Not only did the now former MDA Director James Syring bring back sound pragmatic engineering discipline to the forefront of development, testing and acquisition across all of MDA’s systems, he brought vison and applied it in deploying effective reliable missile defense capability around the world defending hundreds of millions of lives. EPAA (European Phased Adaptive Approach) was deployed and became operational in Romania with Aegis Ashore and the SM-3 Block IB interceptors along with four U.S. Aegis BMD ships homeported out of Spain for the defense of Europe, THAAD deployments in Guam and Korea, 44 Ground-Based Interceptors (GBI) deployed and operational in the United States by the end of the year for the defense of the United States, Aegis BMD ships with launch-on-remote and engage on remote capability and the prolific SM-3 Block 1B interceptor as well as the THAAD interceptor in production. Vice Admiral Syring’s legacy at MDA includes emphasis on increasing sensor discrimination capability with the creation and build of the Long-Range Discrimination Radar that will be operational in 2021 in Clear Air Base, Alaska and putting in place a Medium-Range Discrimination Radar in Hawaii.
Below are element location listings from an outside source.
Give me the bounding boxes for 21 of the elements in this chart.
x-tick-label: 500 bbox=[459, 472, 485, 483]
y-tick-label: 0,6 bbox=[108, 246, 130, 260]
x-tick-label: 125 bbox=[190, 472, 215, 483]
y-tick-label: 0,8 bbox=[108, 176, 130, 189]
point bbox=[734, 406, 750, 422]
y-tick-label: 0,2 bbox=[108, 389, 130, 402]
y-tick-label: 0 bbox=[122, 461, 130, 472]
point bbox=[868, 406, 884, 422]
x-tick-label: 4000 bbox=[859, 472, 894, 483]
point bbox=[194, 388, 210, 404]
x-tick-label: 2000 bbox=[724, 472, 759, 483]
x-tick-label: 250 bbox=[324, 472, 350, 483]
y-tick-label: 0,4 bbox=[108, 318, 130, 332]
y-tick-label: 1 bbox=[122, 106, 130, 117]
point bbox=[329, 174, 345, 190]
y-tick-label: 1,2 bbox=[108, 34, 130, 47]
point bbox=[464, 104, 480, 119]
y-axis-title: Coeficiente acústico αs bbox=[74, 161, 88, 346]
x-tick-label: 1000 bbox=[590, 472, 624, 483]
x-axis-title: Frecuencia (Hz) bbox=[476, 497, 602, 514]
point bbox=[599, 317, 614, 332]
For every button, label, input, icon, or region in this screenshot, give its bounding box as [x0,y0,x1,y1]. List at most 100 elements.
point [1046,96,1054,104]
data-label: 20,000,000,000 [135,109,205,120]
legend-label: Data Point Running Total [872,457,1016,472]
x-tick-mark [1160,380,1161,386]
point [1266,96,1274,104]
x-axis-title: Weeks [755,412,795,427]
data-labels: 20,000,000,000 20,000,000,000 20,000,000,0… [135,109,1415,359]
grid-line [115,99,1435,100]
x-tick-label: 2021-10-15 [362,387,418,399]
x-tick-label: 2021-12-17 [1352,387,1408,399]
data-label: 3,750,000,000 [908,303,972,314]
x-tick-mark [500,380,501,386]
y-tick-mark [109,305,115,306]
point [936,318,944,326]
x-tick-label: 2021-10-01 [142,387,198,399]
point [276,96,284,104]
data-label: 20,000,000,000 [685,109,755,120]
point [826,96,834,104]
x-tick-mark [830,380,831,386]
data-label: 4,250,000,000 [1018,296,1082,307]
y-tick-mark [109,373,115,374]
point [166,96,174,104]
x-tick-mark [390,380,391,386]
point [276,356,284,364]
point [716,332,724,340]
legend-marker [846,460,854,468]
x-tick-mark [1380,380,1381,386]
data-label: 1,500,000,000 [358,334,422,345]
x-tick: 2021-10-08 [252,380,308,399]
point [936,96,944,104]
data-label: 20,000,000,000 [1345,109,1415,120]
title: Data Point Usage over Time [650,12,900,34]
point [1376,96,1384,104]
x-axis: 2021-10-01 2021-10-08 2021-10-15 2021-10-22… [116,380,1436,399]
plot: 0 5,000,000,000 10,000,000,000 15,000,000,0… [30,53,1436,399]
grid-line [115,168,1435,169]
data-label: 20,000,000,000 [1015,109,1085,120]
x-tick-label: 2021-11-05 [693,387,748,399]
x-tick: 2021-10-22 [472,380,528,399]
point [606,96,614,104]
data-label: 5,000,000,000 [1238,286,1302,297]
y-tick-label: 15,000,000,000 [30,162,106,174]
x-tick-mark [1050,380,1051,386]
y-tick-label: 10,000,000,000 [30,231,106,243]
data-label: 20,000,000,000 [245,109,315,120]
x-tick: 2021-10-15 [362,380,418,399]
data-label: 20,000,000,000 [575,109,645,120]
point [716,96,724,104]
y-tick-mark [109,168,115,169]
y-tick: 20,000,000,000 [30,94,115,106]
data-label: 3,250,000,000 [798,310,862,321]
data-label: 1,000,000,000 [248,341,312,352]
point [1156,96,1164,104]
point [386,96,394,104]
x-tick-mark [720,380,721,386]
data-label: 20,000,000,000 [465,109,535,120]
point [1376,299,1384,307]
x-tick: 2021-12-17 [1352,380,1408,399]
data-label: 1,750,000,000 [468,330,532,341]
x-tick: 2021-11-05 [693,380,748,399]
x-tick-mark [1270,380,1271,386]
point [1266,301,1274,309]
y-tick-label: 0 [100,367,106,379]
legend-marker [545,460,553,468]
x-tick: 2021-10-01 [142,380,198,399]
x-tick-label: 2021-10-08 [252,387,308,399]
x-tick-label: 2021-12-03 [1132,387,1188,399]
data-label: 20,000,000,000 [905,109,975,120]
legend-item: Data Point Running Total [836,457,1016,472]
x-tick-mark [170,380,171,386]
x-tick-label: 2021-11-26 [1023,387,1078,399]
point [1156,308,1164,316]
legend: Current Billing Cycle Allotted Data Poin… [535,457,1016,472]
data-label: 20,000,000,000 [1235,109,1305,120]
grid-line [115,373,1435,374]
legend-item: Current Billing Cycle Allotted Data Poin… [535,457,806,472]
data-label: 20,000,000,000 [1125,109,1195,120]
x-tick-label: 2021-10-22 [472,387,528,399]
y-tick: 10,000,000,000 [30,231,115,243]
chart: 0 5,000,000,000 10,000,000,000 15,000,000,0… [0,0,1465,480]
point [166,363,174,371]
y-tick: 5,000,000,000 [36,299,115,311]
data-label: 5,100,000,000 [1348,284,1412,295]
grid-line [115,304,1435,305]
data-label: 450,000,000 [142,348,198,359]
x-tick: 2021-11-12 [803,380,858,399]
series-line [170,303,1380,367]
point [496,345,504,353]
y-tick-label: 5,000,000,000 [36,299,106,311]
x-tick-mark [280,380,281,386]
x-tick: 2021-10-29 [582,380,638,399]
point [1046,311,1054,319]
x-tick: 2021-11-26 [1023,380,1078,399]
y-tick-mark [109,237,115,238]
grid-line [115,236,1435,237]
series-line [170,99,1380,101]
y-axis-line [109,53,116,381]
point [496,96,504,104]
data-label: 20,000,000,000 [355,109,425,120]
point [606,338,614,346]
The leadership that took calculated risks on belief of his people at MDA and turned it into validation of his two major development interceptor systems of the GBI CE-II Block 1 that was proven in the first ICBM (intercontinental ballistic missile) intercept on May 30, 2017 (link) with operational capability and the SM-3 Block IIA (link) with the Japanese and its final test before IOC upcoming. He further laid the foundation and engineering for the next generation GBI the Redesigned Kill Vehicle (RKV) that is planned to be deployed in 2021. Vice Admiral James Syring, by his sheer results from the Missile Defense Agency during his time there, was one, if not the greatest MDA director for the United States of America in the development, testing and deployment of missile defense capability and capacity. As a nation, we would hope and expect that Vice Admiral Syring, his contributions, leadership and expertise continues to be of service to help make our nation and world a safer place.
Lt. Gen. Sam Greaves has a great organization to inherit, a greater leader to follow and expectations of him will be much greater to increase capacity and capability of missile defense systems than any other previous MDA Director to stay ahead of the accelerated advanced proliferation of the ballistic missile threat the world is witnessing today and over the next four years.
It is a new era of missile defense unlike any we have ever seen before and we need the best and the brightest to lead and win! The American people expect and deserve a championship dynasty in missile defense and Lt. Gen. Sam Greaves has that responsibility today and throughout his command at the Missile Defense Agency.
Congratulations Lt. Gen. Sam Greaves.